Substance use disorders: diagnosis and management for hospitalists
Published in Journal of Community Hospital Internal Medicine Perspectives, 2020
Ahmed K. Pasha, Arnab Chowdhury, Sanah Sadiq, Jeremiah Fairbanks, Shirshendu Sinha
The most commonly used opioids, which vary in potency, include heroin, morphine, codeine, hydrocodone, oxycodone, methadone, tramadol, fentanyl, buprenorphine. Morphine and heroin are equivalent in terms of potency as heroin is converted to morphine and monoacetylmorphine during metabolization. Codeine, hydrocodone and tramadol are considered the ‘weak’ opioids among the above. These differ from ‘strong’ opioids by a dose limit which results from the accumulation of side effects [26]. Codeine is a prodrug that is converted to morphine. Hydrocodone is a prodrug that is converted to dihydromorphine. Oxycodone has active metabolites which contributes to its euphoria thereby increasing its abuse potential. Methadone is a long-acting opioid.
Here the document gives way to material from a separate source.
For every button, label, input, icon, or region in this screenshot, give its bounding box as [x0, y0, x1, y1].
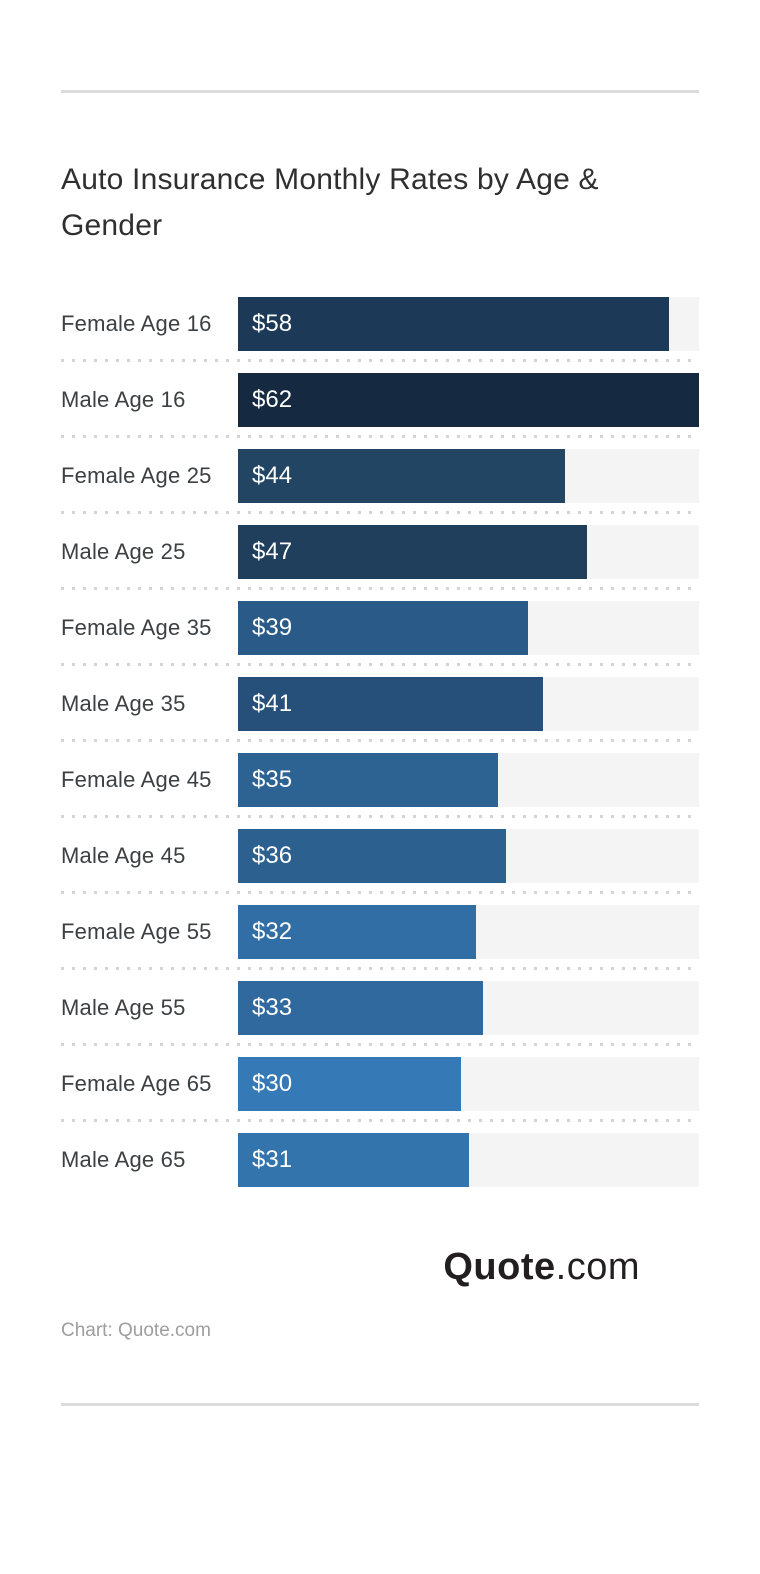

Tramadol is an opioid agonist that affects 5HT receptors in addition to opioid receptors. Buprenorphine is a partial opioid receptor agonist (activates receptors at a lower level) and is sometimes formulated with naloxone (a pure opioid antagonist) to decrease its abuse risk [26,27] Heroin, methadone, and oxycodone are highly reinforcing and the most abused opioid types.